In dysplasia, the thickness of the urothelium is usually normal (three to seven layers) but may be decreased or increased (Fig. 2.17). Flat lesions with a benign cytology and minimal disorder should be considered within the spectrum of “normal” (17). Dysplastic lesions show loss of polarity (normal cells are columnar to oval with nuclei perpendicular to the basement membrane) evidenced by crowding of nuclei. The cells are more rounded to polygonal cells with nuclei parallel to the long axis. Nuclear atypia is evident but is not severe enough to merit a diagnosis of CIS. Often, increased cytoplasmic eosinophilia, nucleomegaly, irregularity of nuclear contours with notching of cell borders, and altered chromatin distribution are seen. Nucleoli are usually not conspicuous or are only randomly
present in the mucosa but are not typically present throughout. Only a minimal degree of pleomorphism is allowable in dysplasia, and the mitotic activity is variable although usually not in the higher layers. The lamina propria is usually unaltered, but it may contain increased inflammation or neovascularity. Denudation with atypical cells clinging to the submucosa is not a common feature of dysplasia. Comparison with more normalappearing urothelium, if present in the same biopsy specimen or in another simultaneously obtained biopsy specimen from the same patient, may help in assessing features such as nucleomegaly, loss of clearing, and loss of polarity. In some patients on surveillance for low-grade papillary urothelial carcinoma, due to increased frequency of cystoscopy, early lesions may be found, which histologically show thickened urothelium with dysplasia. Early papillary formation or neovascularity at base, similar to papillary hyperplasia, may be present. Similar abnormalities in the urothelium may be seen in the mucosa immediately adjacent to a low-grade papillary urothelial carcinoma (shoulder effect). Another way to conceptualize the difference between dysplasia and CIS is that the cytological findings seen in dysplasia are analogous to those seen in noninvasive low-grade papillary urothelial carcinoma, whereas CIS is analogous in its histology to noninvasive high-grade papillary urothelial carcinoma. Immunostaining is not recommended in the distinction between dysplasia and CIS (for potentially useful immunoprofile, see section on CIS below) as the distinction is based purely on morphologic grounds with the former denoting distinct nuclear atypia falling short of the threshold to be designated as CIS.

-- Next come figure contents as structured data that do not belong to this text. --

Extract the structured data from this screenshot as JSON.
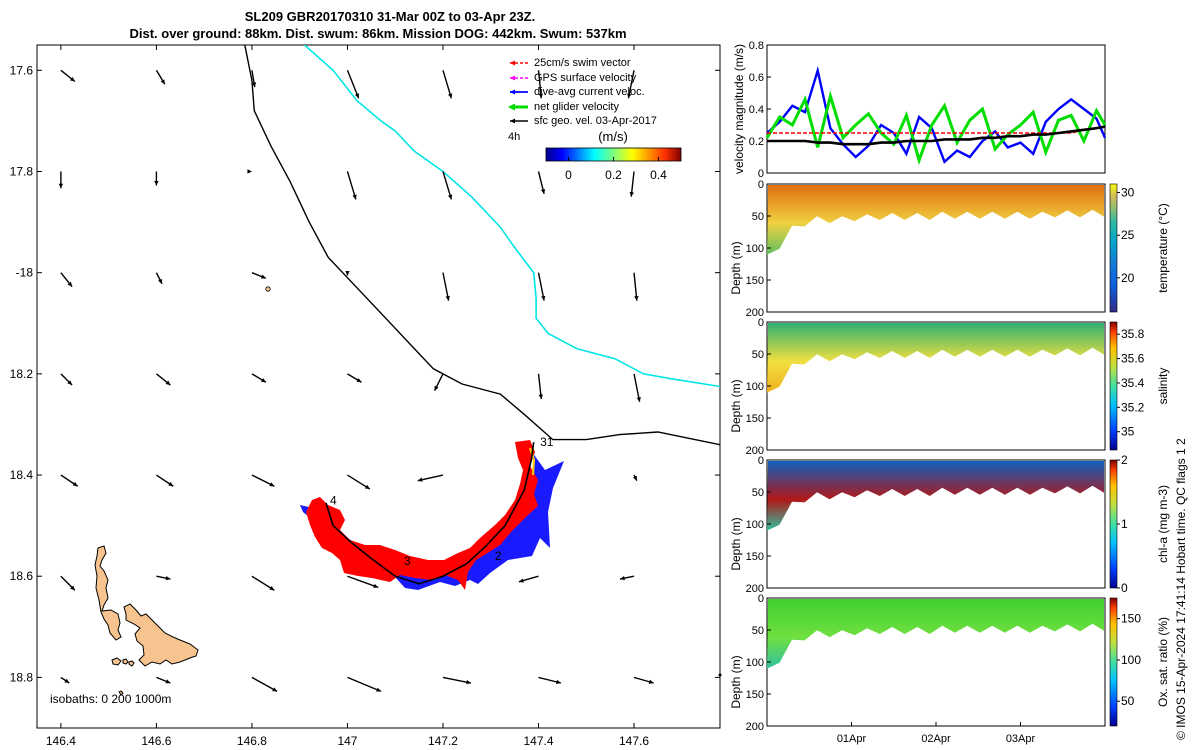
{
  "header": {
    "title_line1": "SL209 GBR20170310 31-Mar 00Z to 03-Apr 23Z.",
    "title_line2": "Dist. over ground: 88km. Dist. swum: 86km. Mission DOG: 442km. Swum: 537km"
  },
  "footer": {
    "credit": "© IMOS 15-Apr-2024 17:41:14 Hobart time. QC flags 1  2"
  },
  "colors": {
    "coast": "#000000",
    "isobath_200": "#000000",
    "isobath_1000": "#00e5e5",
    "island_fill": "#f7c48f",
    "swim_vector": "#ff0000",
    "gps_velocity": "#ff00ff",
    "dive_avg": "#0000ff",
    "net_velocity": "#00dd00",
    "geo_velocity": "#000000"
  },
  "chart_data": [
    {
      "type": "map",
      "xlim": [
        146.35,
        147.78
      ],
      "ylim": [
        -18.9,
        -17.55
      ],
      "x_ticks": [
        146.4,
        146.6,
        146.8,
        147,
        147.2,
        147.4,
        147.6
      ],
      "x_tick_labels": [
        "146.4",
        "146.6",
        "146.8",
        "147",
        "147.2",
        "147.4",
        "147.6"
      ],
      "y_ticks": [
        -17.6,
        -17.8,
        -18,
        -18.2,
        -18.4,
        -18.6,
        -18.8
      ],
      "y_tick_labels": [
        "17.6",
        "17.8",
        "-18",
        "18.2",
        "18.4",
        "18.6",
        "18.8"
      ],
      "legend": {
        "placement": "top-right",
        "entries": [
          {
            "label": "25cm/s swim vector",
            "color_key": "swim_vector",
            "style": "arrow-dashed"
          },
          {
            "label": "GPS surface velocity",
            "color_key": "gps_velocity",
            "style": "arrow-dashed"
          },
          {
            "label": "dive-avg current veloc.",
            "color_key": "dive_avg",
            "style": "arrow"
          },
          {
            "label": "net glider velocity",
            "color_key": "net_velocity",
            "style": "arrow-thick"
          },
          {
            "label": "sfc geo. vel. 03-Apr-2017",
            "color_key": "geo_velocity",
            "style": "arrow"
          }
        ],
        "time_step": "4h"
      },
      "colorbar": {
        "label": "(m/s)",
        "range": [
          -0.1,
          0.5
        ],
        "ticks": [
          0,
          0.2,
          0.4
        ],
        "tick_labels": [
          "0",
          "0.2",
          "0.4"
        ]
      },
      "isobath_label": "isobaths: 0  200  1000m",
      "day_labels": [
        {
          "text": "31",
          "lon": 147.395,
          "lat": -18.335
        },
        {
          "text": "4",
          "lon": 146.955,
          "lat": -18.45
        },
        {
          "text": "3",
          "lon": 147.11,
          "lat": -18.57
        },
        {
          "text": "2",
          "lon": 147.3,
          "lat": -18.56
        }
      ],
      "glider_track": [
        [
          147.39,
          -18.335
        ],
        [
          147.385,
          -18.37
        ],
        [
          147.37,
          -18.43
        ],
        [
          147.33,
          -18.5
        ],
        [
          147.29,
          -18.54
        ],
        [
          147.25,
          -18.575
        ],
        [
          147.2,
          -18.6
        ],
        [
          147.15,
          -18.615
        ],
        [
          147.1,
          -18.6
        ],
        [
          147.05,
          -18.565
        ],
        [
          147.01,
          -18.535
        ],
        [
          146.97,
          -18.5
        ],
        [
          146.955,
          -18.455
        ]
      ],
      "isobath_200_path": [
        [
          146.785,
          -17.55
        ],
        [
          146.8,
          -17.62
        ],
        [
          146.805,
          -17.68
        ],
        [
          146.84,
          -17.75
        ],
        [
          146.88,
          -17.82
        ],
        [
          146.92,
          -17.9
        ],
        [
          146.96,
          -17.97
        ],
        [
          147.02,
          -18.03
        ],
        [
          147.08,
          -18.09
        ],
        [
          147.14,
          -18.15
        ],
        [
          147.18,
          -18.19
        ],
        [
          147.24,
          -18.22
        ],
        [
          147.32,
          -18.24
        ],
        [
          147.37,
          -18.28
        ],
        [
          147.43,
          -18.33
        ],
        [
          147.5,
          -18.33
        ],
        [
          147.57,
          -18.32
        ],
        [
          147.65,
          -18.315
        ],
        [
          147.78,
          -18.34
        ]
      ],
      "isobath_1000_path": [
        [
          146.91,
          -17.55
        ],
        [
          146.97,
          -17.6
        ],
        [
          147.02,
          -17.66
        ],
        [
          147.07,
          -17.7
        ],
        [
          147.1,
          -17.72
        ],
        [
          147.14,
          -17.76
        ],
        [
          147.2,
          -17.8
        ],
        [
          147.26,
          -17.85
        ],
        [
          147.3,
          -17.89
        ],
        [
          147.32,
          -17.91
        ],
        [
          147.35,
          -17.95
        ],
        [
          147.39,
          -18.0
        ],
        [
          147.395,
          -18.05
        ],
        [
          147.395,
          -18.09
        ],
        [
          147.42,
          -18.12
        ],
        [
          147.48,
          -18.15
        ],
        [
          147.56,
          -18.17
        ],
        [
          147.62,
          -18.2
        ],
        [
          147.68,
          -18.21
        ],
        [
          147.78,
          -18.225
        ]
      ],
      "surface_geo_vectors": [
        {
          "lon": 146.4,
          "lat": -17.6,
          "u": 0.05,
          "v": -0.04
        },
        {
          "lon": 146.6,
          "lat": -17.6,
          "u": 0.03,
          "v": -0.05
        },
        {
          "lon": 146.8,
          "lat": -17.6,
          "u": 0.01,
          "v": -0.06
        },
        {
          "lon": 147.0,
          "lat": -17.6,
          "u": 0.04,
          "v": -0.1
        },
        {
          "lon": 147.2,
          "lat": -17.6,
          "u": 0.03,
          "v": -0.1
        },
        {
          "lon": 147.4,
          "lat": -17.6,
          "u": 0.01,
          "v": -0.1
        },
        {
          "lon": 147.6,
          "lat": -17.6,
          "u": -0.02,
          "v": -0.1
        },
        {
          "lon": 146.4,
          "lat": -17.8,
          "u": 0.0,
          "v": -0.06
        },
        {
          "lon": 146.6,
          "lat": -17.8,
          "u": 0.0,
          "v": -0.05
        },
        {
          "lon": 146.8,
          "lat": -17.8,
          "u": 0.0,
          "v": -0.0
        },
        {
          "lon": 147.0,
          "lat": -17.8,
          "u": 0.03,
          "v": -0.1
        },
        {
          "lon": 147.2,
          "lat": -17.8,
          "u": 0.03,
          "v": -0.1
        },
        {
          "lon": 147.4,
          "lat": -17.8,
          "u": 0.02,
          "v": -0.08
        },
        {
          "lon": 147.6,
          "lat": -17.8,
          "u": -0.01,
          "v": -0.09
        },
        {
          "lon": 146.4,
          "lat": -18.0,
          "u": 0.04,
          "v": -0.05
        },
        {
          "lon": 146.6,
          "lat": -18.0,
          "u": 0.02,
          "v": -0.04
        },
        {
          "lon": 146.8,
          "lat": -18.0,
          "u": 0.05,
          "v": -0.02
        },
        {
          "lon": 147.0,
          "lat": -18.0,
          "u": 0.0,
          "v": -0.01
        },
        {
          "lon": 147.2,
          "lat": -18.0,
          "u": 0.02,
          "v": -0.1
        },
        {
          "lon": 147.4,
          "lat": -18.0,
          "u": 0.02,
          "v": -0.1
        },
        {
          "lon": 147.6,
          "lat": -18.0,
          "u": 0.01,
          "v": -0.1
        },
        {
          "lon": 146.4,
          "lat": -18.2,
          "u": 0.04,
          "v": -0.04
        },
        {
          "lon": 146.6,
          "lat": -18.2,
          "u": 0.05,
          "v": -0.04
        },
        {
          "lon": 146.8,
          "lat": -18.2,
          "u": 0.05,
          "v": -0.03
        },
        {
          "lon": 147.0,
          "lat": -18.2,
          "u": 0.05,
          "v": -0.03
        },
        {
          "lon": 147.2,
          "lat": -18.2,
          "u": -0.03,
          "v": -0.06
        },
        {
          "lon": 147.4,
          "lat": -18.2,
          "u": 0.01,
          "v": -0.09
        },
        {
          "lon": 147.6,
          "lat": -18.2,
          "u": 0.02,
          "v": -0.1
        },
        {
          "lon": 146.4,
          "lat": -18.4,
          "u": 0.06,
          "v": -0.04
        },
        {
          "lon": 146.6,
          "lat": -18.4,
          "u": 0.06,
          "v": -0.04
        },
        {
          "lon": 146.8,
          "lat": -18.4,
          "u": 0.08,
          "v": -0.04
        },
        {
          "lon": 147.0,
          "lat": -18.4,
          "u": 0.08,
          "v": -0.05
        },
        {
          "lon": 147.2,
          "lat": -18.4,
          "u": -0.09,
          "v": -0.02
        },
        {
          "lon": 147.6,
          "lat": -18.4,
          "u": 0.01,
          "v": -0.02
        },
        {
          "lon": 146.4,
          "lat": -18.6,
          "u": 0.05,
          "v": -0.05
        },
        {
          "lon": 146.6,
          "lat": -18.6,
          "u": 0.05,
          "v": -0.01
        },
        {
          "lon": 146.8,
          "lat": -18.6,
          "u": 0.08,
          "v": -0.05
        },
        {
          "lon": 147.0,
          "lat": -18.6,
          "u": 0.11,
          "v": -0.04
        },
        {
          "lon": 147.4,
          "lat": -18.6,
          "u": -0.07,
          "v": -0.02
        },
        {
          "lon": 147.6,
          "lat": -18.6,
          "u": -0.05,
          "v": -0.01
        },
        {
          "lon": 146.4,
          "lat": -18.8,
          "u": 0.03,
          "v": -0.02
        },
        {
          "lon": 146.6,
          "lat": -18.8,
          "u": 0.05,
          "v": -0.02
        },
        {
          "lon": 146.8,
          "lat": -18.8,
          "u": 0.09,
          "v": -0.05
        },
        {
          "lon": 147.0,
          "lat": -18.8,
          "u": 0.12,
          "v": -0.05
        },
        {
          "lon": 147.2,
          "lat": -18.8,
          "u": 0.1,
          "v": -0.02
        },
        {
          "lon": 147.4,
          "lat": -18.8,
          "u": 0.08,
          "v": -0.02
        },
        {
          "lon": 147.6,
          "lat": -18.8,
          "u": 0.07,
          "v": -0.02
        }
      ]
    },
    {
      "type": "line",
      "ylabel": "velocity magnitude (m/s)",
      "ylim": [
        0,
        0.8
      ],
      "y_ticks": [
        0,
        0.2,
        0.4,
        0.6,
        0.8
      ],
      "y_tick_labels": [
        "0",
        "0.2",
        "0.4",
        "0.6",
        "0.8"
      ],
      "x": [
        0,
        0.15,
        0.3,
        0.45,
        0.6,
        0.75,
        0.9,
        1.05,
        1.2,
        1.35,
        1.5,
        1.65,
        1.8,
        1.95,
        2.1,
        2.25,
        2.4,
        2.55,
        2.7,
        2.85,
        3.0,
        3.15,
        3.3,
        3.45,
        3.6,
        3.75,
        3.9,
        4.0
      ],
      "series": [
        {
          "color_key": "dive_avg",
          "values": [
            0.25,
            0.32,
            0.42,
            0.38,
            0.64,
            0.28,
            0.18,
            0.1,
            0.17,
            0.3,
            0.25,
            0.12,
            0.35,
            0.28,
            0.07,
            0.14,
            0.1,
            0.2,
            0.26,
            0.16,
            0.19,
            0.12,
            0.32,
            0.4,
            0.46,
            0.4,
            0.34,
            0.22
          ]
        },
        {
          "color_key": "net_velocity",
          "values": [
            0.22,
            0.35,
            0.3,
            0.46,
            0.16,
            0.48,
            0.22,
            0.3,
            0.37,
            0.25,
            0.18,
            0.36,
            0.08,
            0.3,
            0.42,
            0.19,
            0.33,
            0.4,
            0.15,
            0.24,
            0.3,
            0.38,
            0.13,
            0.33,
            0.36,
            0.2,
            0.39,
            0.3
          ]
        },
        {
          "color_key": "swim_vector",
          "values": [
            0.25,
            0.25,
            0.25,
            0.25,
            0.25,
            0.25,
            0.25,
            0.25,
            0.25,
            0.25,
            0.25,
            0.25,
            0.25,
            0.25,
            0.25,
            0.25,
            0.25,
            0.25,
            0.25,
            0.25,
            0.25,
            0.25,
            0.25,
            0.25,
            0.25,
            0.27,
            0.28,
            0.29
          ]
        },
        {
          "color_key": "geo_velocity",
          "values": [
            0.2,
            0.2,
            0.2,
            0.2,
            0.19,
            0.19,
            0.18,
            0.18,
            0.18,
            0.19,
            0.19,
            0.2,
            0.2,
            0.2,
            0.21,
            0.21,
            0.21,
            0.22,
            0.22,
            0.23,
            0.23,
            0.24,
            0.24,
            0.25,
            0.26,
            0.27,
            0.28,
            0.29
          ]
        }
      ]
    },
    {
      "type": "heatmap",
      "ylabel": "Depth (m)",
      "ylim": [
        0,
        200
      ],
      "y_ticks": [
        0,
        50,
        100,
        150,
        200
      ],
      "y_tick_labels": [
        "0",
        "50",
        "100",
        "150",
        "200"
      ],
      "colorbar_label": "temperature (°C)",
      "colorbar_range": [
        16,
        31
      ],
      "colorbar_ticks": [
        20,
        25,
        30
      ],
      "colorbar_tick_labels": [
        "20",
        "25",
        "30"
      ],
      "surface_color": "#e07010",
      "deep_color": "#f0d040",
      "bottom_color": "#60c060",
      "max_depth_profile": [
        115,
        95,
        70,
        60,
        55,
        55,
        55,
        52,
        52,
        50,
        50,
        50,
        50,
        50,
        48,
        48,
        48,
        48,
        48,
        48,
        48,
        48,
        48,
        46,
        46,
        46,
        45,
        45
      ]
    },
    {
      "type": "heatmap",
      "ylabel": "Depth (m)",
      "ylim": [
        0,
        200
      ],
      "y_ticks": [
        0,
        50,
        100,
        150,
        200
      ],
      "y_tick_labels": [
        "0",
        "50",
        "100",
        "150",
        "200"
      ],
      "colorbar_label": "salinity",
      "colorbar_range": [
        34.85,
        35.9
      ],
      "colorbar_ticks": [
        35,
        35.2,
        35.4,
        35.6,
        35.8
      ],
      "colorbar_tick_labels": [
        "35",
        "35.2",
        "35.4",
        "35.6",
        "35.8"
      ],
      "surface_color": "#30b070",
      "deep_color": "#f0e040",
      "bottom_color": "#f0b020",
      "max_depth_profile": [
        115,
        95,
        70,
        60,
        55,
        55,
        55,
        52,
        52,
        50,
        50,
        50,
        50,
        50,
        48,
        48,
        48,
        48,
        48,
        48,
        48,
        48,
        48,
        46,
        46,
        46,
        45,
        45
      ]
    },
    {
      "type": "heatmap",
      "ylabel": "Depth (m)",
      "ylim": [
        0,
        200
      ],
      "y_ticks": [
        0,
        50,
        100,
        150,
        200
      ],
      "y_tick_labels": [
        "0",
        "50",
        "100",
        "150",
        "200"
      ],
      "colorbar_label": "chl-a (mg m-3)",
      "colorbar_range": [
        0,
        2
      ],
      "colorbar_ticks": [
        0,
        1,
        2
      ],
      "colorbar_tick_labels": [
        "0",
        "1",
        "2"
      ],
      "surface_color": "#1060c0",
      "deep_color": "#b01818",
      "bottom_color": "#30c0a0",
      "max_depth_profile": [
        115,
        95,
        70,
        60,
        55,
        55,
        55,
        52,
        52,
        50,
        50,
        50,
        50,
        50,
        48,
        48,
        48,
        48,
        48,
        48,
        48,
        48,
        48,
        46,
        46,
        46,
        45,
        45
      ]
    },
    {
      "type": "heatmap",
      "ylabel": "Depth (m)",
      "ylim": [
        0,
        200
      ],
      "y_ticks": [
        0,
        50,
        100,
        150,
        200
      ],
      "y_tick_labels": [
        "0",
        "50",
        "100",
        "150",
        "200"
      ],
      "x_ticks": [
        1,
        2,
        3
      ],
      "x_tick_labels": [
        "01Apr",
        "02Apr",
        "03Apr"
      ],
      "colorbar_label": "Ox. sat. ratio (%)",
      "colorbar_range": [
        20,
        175
      ],
      "colorbar_ticks": [
        50,
        100,
        150
      ],
      "colorbar_tick_labels": [
        "50",
        "100",
        "150"
      ],
      "surface_color": "#40d030",
      "deep_color": "#70e040",
      "bottom_color": "#30c0a0",
      "max_depth_profile": [
        115,
        95,
        70,
        60,
        55,
        55,
        55,
        52,
        52,
        50,
        50,
        50,
        50,
        50,
        48,
        48,
        48,
        48,
        48,
        48,
        48,
        48,
        48,
        46,
        46,
        46,
        45,
        45
      ]
    }
  ]
}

A diagnosis of primary dysplasia (i.e., no prior history or concomitant urothelial neoplasia) should be made with great caution (18, 19). Dysplasia is usually a histologic diagnosis seen most commonly in patients with bladder neoplasia, in whom the incidence is 22% to 86%. The incidence approaches 100% in patients with invasive carcinoma. Little is known about de novo dysplasia because there is a lack of screening in the general population. Furthermore, de novo dysplasia is usually cystoscopically and clinically silent, although it may appear as a slightly raised and mildly erythematous patch. The patients are predominantly middle-aged men presenting occasionally with irritative bladder symptoms with or without hematuria. The few studies published on de novo dysplasia indicate that 5% to 19% of patients progress to have urothelial neoplasia (20, 21, 22, 23). The finding of dysplasia in patients with bladder cancer suggests that it is a marker for progression (increased recurrences or future invasion) (13, 24, 25). However, the definition of dysplasia used in all these studies has been variable, so their true clinical meaning remains in doubt. In general, the diagnosis of dysplasia suffers from poor interobserver reproducibility, even among expert genitourinary pathologists.